Pauschalaussagen sind sinnlos

Bei fortschreitender Atomisierung von Vorlieben und Milieus in einer komplexen Gesellschaft wäre dann das Internet keine bloße Fluchtwelt oder nur ein anderer Kommunikationskanal, sondern in seiner Vielfalt nicht weniger als Ausdruck und Abbild dieser gesamten Gesellschaft. Und ebendies ist auch der Grund, weswegen pauschale Pro- und Contra-Aussagen über Anonymität im Internet so sinnlos sind - so sinnlos wie die Forderung, die moderne Autonomie des Individuums dürfe sich nur in einer einzigen Ausprägung ausdrücken.

Wer seinen Namen bei Facebook angibt, kann in der Tat an einem entspannteren Austausch teilnehmen als in anonymen Beleidigungsforen, er muss aber auch den Preis zahlen wollen, personalisierte Werbung zu erhalten. Nutzer eines Krebs-Selbsthilfe-Forums verdienen natürlich die gleiche Verschwiegenheit wie beim realen Arztbesuch; von ihnen zu verlangen, dass ihr Klarname für Nachbarn, Pharmafirmen oder Versicherungen im Netz sichtbar sein müsse, wäre absurd.

Bei solchen heiklen Themen lässt sich in der Anonymität ja sogar oft direkter und intimer kommunizieren als im realen Kontakt. Ob man hingegen in einem Forum über die Reparatur alter Zündapp-Mopeds seinen bürgerlichen Namen angibt oder nicht, ist einfach ziemlich egal.

Das Gesamtklima entscheidet mit

Wird jedoch über kontroverse Fragen des Gemeinwohls und des öffentlichen Lebens diskutiert - von Sarrazin bis Atomkraft -, so spricht Einiges dafür, dass die Verwendung von Klarnamen zur Zivilisierung der Debatte beiträgt.
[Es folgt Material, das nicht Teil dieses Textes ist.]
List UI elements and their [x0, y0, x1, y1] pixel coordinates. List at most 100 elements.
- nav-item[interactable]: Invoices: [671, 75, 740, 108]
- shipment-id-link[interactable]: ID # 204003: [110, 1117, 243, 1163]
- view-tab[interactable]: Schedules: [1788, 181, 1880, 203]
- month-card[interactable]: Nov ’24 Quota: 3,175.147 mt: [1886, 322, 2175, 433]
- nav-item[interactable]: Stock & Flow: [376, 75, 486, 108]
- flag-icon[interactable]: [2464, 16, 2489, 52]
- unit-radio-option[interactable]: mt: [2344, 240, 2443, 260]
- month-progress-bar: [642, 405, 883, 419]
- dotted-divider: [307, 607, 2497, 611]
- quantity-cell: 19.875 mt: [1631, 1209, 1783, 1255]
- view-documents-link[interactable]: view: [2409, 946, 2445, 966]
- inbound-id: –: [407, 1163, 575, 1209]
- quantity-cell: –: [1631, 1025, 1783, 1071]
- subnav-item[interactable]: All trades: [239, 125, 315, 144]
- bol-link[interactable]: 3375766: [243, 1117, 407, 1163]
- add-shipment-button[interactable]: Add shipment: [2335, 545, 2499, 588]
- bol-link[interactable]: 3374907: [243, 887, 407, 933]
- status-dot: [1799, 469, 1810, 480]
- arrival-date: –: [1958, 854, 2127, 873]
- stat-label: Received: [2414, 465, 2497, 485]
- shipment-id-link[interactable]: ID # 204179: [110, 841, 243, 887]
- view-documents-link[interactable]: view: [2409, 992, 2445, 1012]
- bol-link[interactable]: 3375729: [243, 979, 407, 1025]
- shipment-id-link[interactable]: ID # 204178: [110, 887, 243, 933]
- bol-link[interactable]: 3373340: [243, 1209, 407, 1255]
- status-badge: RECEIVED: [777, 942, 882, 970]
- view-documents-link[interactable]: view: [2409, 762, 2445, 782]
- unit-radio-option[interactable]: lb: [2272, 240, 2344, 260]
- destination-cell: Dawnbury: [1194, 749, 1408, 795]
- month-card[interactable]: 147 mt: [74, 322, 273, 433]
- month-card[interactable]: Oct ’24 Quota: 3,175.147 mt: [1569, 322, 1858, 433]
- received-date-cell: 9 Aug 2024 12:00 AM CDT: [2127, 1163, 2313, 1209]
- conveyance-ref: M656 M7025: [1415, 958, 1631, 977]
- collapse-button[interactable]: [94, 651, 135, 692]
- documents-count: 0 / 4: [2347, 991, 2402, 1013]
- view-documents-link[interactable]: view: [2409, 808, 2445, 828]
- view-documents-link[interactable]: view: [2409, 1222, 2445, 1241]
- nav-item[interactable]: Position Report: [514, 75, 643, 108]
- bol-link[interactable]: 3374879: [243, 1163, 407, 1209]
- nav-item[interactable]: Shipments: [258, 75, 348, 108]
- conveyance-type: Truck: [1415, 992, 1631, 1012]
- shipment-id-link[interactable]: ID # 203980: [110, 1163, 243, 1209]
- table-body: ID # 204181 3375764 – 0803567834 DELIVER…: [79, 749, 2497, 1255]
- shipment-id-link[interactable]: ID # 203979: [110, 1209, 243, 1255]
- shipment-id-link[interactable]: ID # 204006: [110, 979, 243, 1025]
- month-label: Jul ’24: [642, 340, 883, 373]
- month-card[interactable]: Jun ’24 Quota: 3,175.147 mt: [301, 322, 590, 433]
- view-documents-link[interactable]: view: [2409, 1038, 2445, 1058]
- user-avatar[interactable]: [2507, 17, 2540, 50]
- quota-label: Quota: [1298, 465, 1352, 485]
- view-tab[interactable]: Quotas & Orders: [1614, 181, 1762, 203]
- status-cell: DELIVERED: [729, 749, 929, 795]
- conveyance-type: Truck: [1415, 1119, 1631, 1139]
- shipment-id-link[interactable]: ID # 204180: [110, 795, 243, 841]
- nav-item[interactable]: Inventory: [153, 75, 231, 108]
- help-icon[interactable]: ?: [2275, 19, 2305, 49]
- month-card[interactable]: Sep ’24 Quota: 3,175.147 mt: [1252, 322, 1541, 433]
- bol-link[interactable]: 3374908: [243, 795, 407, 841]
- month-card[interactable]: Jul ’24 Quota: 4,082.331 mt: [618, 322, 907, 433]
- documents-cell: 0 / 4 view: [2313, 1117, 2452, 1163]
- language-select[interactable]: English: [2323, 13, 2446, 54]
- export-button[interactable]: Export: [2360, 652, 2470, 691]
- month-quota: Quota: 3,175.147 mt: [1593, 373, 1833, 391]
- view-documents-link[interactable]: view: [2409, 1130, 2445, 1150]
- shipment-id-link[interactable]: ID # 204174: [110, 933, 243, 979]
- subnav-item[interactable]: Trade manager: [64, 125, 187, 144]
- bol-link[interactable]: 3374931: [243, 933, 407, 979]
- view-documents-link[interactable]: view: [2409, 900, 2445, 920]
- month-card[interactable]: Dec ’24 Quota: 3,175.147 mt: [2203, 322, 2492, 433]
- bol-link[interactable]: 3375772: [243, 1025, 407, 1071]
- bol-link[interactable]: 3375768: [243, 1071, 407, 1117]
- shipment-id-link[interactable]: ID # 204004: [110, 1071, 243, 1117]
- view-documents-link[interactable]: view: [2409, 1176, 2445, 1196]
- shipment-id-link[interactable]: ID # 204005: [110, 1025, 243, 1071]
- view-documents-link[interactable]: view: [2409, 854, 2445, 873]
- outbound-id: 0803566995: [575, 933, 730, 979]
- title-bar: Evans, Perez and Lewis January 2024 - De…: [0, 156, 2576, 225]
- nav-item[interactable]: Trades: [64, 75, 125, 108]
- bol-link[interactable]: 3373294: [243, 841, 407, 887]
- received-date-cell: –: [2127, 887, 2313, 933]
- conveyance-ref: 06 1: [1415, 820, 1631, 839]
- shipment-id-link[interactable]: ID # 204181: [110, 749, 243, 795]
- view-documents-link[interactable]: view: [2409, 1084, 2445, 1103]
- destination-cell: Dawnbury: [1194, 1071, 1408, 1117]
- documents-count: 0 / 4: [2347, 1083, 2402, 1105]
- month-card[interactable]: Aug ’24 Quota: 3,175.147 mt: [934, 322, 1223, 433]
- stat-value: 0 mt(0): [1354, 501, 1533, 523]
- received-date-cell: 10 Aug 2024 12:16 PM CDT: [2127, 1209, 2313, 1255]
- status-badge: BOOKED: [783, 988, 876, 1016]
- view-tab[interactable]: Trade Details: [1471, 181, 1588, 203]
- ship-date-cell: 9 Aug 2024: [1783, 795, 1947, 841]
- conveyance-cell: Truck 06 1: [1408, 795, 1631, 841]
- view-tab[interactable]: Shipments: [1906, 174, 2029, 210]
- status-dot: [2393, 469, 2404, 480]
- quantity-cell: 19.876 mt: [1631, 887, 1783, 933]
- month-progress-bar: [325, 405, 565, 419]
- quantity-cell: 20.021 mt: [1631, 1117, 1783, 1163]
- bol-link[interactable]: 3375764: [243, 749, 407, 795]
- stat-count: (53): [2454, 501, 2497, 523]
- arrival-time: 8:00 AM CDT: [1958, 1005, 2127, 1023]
Dass auf sueddeutsche.de die Leserkommentare trotzdem anonym sind, zeigt an, dass diese Fragen auch innerhalb von großen Medienhäusern nicht unumstritten sind.

Wie immer man sich in dieser Debatte entscheidet: Die Erwartungen in beide Richtungen sollten nicht zu groß sein - denn das Gesamtklima der Gesellschaft entscheidet mit.

Es ist eine Illusion von Netzromantikern, dass sich Statusunterschiede durch Anonymität in der Herrschaftsfreiheit auflösen. Umgekehrt zeigt der Aufstieg der fremdenfeindlichen Parteien in Europa: Eine schleichende Vergiftung öffentlicher Diskurse ist auch unter der Verwendung von Klarnamen möglich.